# Last W10



## brummie1875 (May 2, 2016)

Managed to bag the missing watch last week to complete the W10 range of sizes and issues.




























The 83 Fatboy with offset battery hatch, and the RAF 6BB version aswell .


----------



## Stan (Aug 7, 2003)

Every watch enthusiast needs at least one G10. :wink:

Well done on completing your collection.


----------



## brummie1875 (May 2, 2016)

Thanks Stan.

Handcuffs may be a side collection to consider so as to stop these little trotters hitting the buy button on auction day.


----------



## sparrow (Feb 7, 2009)

Not familiar with 6BB - what's that for?


----------



## jmm1 (Aug 18, 2009)

sparrow said:


> Not familiar with 6BB - what's that for?


 Royal Air Force mate.


----------



## artistmike (May 13, 2006)

brummie1875 said:


> Managed to bag the missing watch last week to complete the W10 range of sizes and issues.

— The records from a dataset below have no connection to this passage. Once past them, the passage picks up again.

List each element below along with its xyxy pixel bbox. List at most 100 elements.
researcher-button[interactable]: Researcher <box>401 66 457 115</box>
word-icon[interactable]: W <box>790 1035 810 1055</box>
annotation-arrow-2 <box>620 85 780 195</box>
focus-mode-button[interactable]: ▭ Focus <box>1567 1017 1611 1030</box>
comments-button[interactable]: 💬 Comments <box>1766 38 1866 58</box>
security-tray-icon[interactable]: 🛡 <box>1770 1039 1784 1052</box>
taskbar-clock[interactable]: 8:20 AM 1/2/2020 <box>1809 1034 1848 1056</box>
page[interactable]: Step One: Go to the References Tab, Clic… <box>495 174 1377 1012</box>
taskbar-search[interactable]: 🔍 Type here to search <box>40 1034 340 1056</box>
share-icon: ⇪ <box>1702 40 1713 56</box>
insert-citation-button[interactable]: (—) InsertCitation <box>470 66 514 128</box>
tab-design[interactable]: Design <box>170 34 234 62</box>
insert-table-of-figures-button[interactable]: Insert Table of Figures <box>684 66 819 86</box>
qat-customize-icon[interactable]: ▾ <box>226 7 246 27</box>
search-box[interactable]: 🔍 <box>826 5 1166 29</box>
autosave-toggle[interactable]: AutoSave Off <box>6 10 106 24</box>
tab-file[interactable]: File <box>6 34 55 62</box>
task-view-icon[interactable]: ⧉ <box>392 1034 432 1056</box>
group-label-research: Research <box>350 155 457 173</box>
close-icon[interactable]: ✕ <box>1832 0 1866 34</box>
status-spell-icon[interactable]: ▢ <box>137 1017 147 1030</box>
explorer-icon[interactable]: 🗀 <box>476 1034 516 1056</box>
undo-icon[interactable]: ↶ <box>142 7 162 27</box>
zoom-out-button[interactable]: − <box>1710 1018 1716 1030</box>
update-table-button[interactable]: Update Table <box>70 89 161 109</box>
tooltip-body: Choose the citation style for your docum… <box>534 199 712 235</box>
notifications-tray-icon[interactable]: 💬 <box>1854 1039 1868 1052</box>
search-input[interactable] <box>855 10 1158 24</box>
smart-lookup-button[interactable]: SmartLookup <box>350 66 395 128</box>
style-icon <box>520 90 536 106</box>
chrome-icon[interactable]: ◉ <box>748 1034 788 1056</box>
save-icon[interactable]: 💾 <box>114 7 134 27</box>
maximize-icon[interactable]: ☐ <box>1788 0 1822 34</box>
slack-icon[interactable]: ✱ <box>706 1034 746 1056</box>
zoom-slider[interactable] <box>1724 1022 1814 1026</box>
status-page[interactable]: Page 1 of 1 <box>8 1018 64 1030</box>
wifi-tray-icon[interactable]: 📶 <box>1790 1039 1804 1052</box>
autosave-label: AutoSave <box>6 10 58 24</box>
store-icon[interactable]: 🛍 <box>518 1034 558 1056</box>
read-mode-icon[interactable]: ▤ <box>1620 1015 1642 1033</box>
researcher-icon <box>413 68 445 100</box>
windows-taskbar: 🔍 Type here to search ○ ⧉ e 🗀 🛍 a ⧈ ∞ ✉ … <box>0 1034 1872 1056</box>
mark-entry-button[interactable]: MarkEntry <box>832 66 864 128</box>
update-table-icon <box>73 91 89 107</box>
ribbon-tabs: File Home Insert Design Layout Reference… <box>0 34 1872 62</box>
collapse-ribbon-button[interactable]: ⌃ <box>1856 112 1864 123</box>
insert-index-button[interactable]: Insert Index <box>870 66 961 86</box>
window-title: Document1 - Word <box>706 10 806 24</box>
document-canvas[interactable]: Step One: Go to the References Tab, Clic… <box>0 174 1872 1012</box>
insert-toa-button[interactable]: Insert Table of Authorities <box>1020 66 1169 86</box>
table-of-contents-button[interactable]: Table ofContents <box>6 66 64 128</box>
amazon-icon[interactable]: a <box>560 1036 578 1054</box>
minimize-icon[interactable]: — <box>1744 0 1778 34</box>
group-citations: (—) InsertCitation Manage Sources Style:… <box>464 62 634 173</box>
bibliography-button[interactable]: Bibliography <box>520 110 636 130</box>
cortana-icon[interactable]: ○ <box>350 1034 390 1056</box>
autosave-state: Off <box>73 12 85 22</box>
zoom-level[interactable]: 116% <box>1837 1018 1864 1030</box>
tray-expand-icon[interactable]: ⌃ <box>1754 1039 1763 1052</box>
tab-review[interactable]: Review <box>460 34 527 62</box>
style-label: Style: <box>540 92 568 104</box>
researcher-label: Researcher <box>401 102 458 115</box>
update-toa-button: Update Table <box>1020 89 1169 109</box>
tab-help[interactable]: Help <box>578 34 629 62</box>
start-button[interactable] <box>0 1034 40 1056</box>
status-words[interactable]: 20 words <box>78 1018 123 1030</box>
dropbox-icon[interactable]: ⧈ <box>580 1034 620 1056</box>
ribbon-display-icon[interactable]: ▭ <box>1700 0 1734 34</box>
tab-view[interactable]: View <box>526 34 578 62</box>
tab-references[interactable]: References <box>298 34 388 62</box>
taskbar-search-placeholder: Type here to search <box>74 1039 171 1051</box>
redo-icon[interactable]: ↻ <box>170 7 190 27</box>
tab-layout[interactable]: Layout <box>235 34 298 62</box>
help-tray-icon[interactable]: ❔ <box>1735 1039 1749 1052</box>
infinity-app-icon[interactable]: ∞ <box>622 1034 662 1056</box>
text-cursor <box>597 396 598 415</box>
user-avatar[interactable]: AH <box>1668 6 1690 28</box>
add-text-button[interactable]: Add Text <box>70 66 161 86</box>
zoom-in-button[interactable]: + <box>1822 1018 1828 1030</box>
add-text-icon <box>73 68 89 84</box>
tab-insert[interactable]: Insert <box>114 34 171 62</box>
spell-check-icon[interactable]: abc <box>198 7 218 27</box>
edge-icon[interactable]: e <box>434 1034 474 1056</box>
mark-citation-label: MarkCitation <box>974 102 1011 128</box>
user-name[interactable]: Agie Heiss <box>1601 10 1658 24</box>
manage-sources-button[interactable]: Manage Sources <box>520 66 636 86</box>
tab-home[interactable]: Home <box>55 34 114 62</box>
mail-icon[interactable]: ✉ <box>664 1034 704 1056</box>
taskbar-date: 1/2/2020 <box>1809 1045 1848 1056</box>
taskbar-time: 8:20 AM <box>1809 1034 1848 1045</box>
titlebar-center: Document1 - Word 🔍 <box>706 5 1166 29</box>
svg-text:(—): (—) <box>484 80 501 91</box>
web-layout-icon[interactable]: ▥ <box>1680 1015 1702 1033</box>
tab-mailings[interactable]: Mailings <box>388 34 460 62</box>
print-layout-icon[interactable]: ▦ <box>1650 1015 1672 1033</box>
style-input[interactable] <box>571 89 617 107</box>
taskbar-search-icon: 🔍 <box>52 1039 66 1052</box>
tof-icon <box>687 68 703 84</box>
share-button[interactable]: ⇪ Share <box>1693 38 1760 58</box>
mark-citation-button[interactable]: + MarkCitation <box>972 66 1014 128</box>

 Great that you've got the complete set ! ..I've only got the Marines version that was issued for one year but you're tempting me to get a few more..... they are such easy and comfortable watches to wear and that's what I like about them and any excuse t ocollect a few more...


----------



## brummie1875 (May 2, 2016)

artistmike said:


> Great that you've got the complete set ! ..I've only got the Marines version that was issued for one year but you're tempting me to get a few more..... they are such easy and comfortable watches to wear and that's what I like about them and any excuse t ocollect a few more...


 Yes they are a great sized uncomplicated watch which is great for my skinny wrists and simple mind.

Half of mine were auction buys and surprisingly cheaper than the bay, but looking at recent prices in auction the London premium prices shocked me, i would advise rural sales for better prices.


----------



## Barry_Ryan (Jul 7, 2013)

brummie1875 said:


> Managed to bag the missing watch last week to complete the W10 range of sizes and issues.
> 
> 
> 
> ...


 This is my preferred CWC by far they have serious presence but are getting hard to find.


----------



## brummie1875 (May 2, 2016)

*Very rare atm and some of the prices asked is getting stupid, a few weeks ago i saw an 80 fatboy go for over £200.00, so worth getting one if you get a cheapie come up. * :yes:


----------



## Mahdil Khatib (Sep 27, 2016)

Congratulations on completing your collection man. I can understand the feeling when you acheive something after waiting for some time and working hard for it. Best of luck for the future.


----------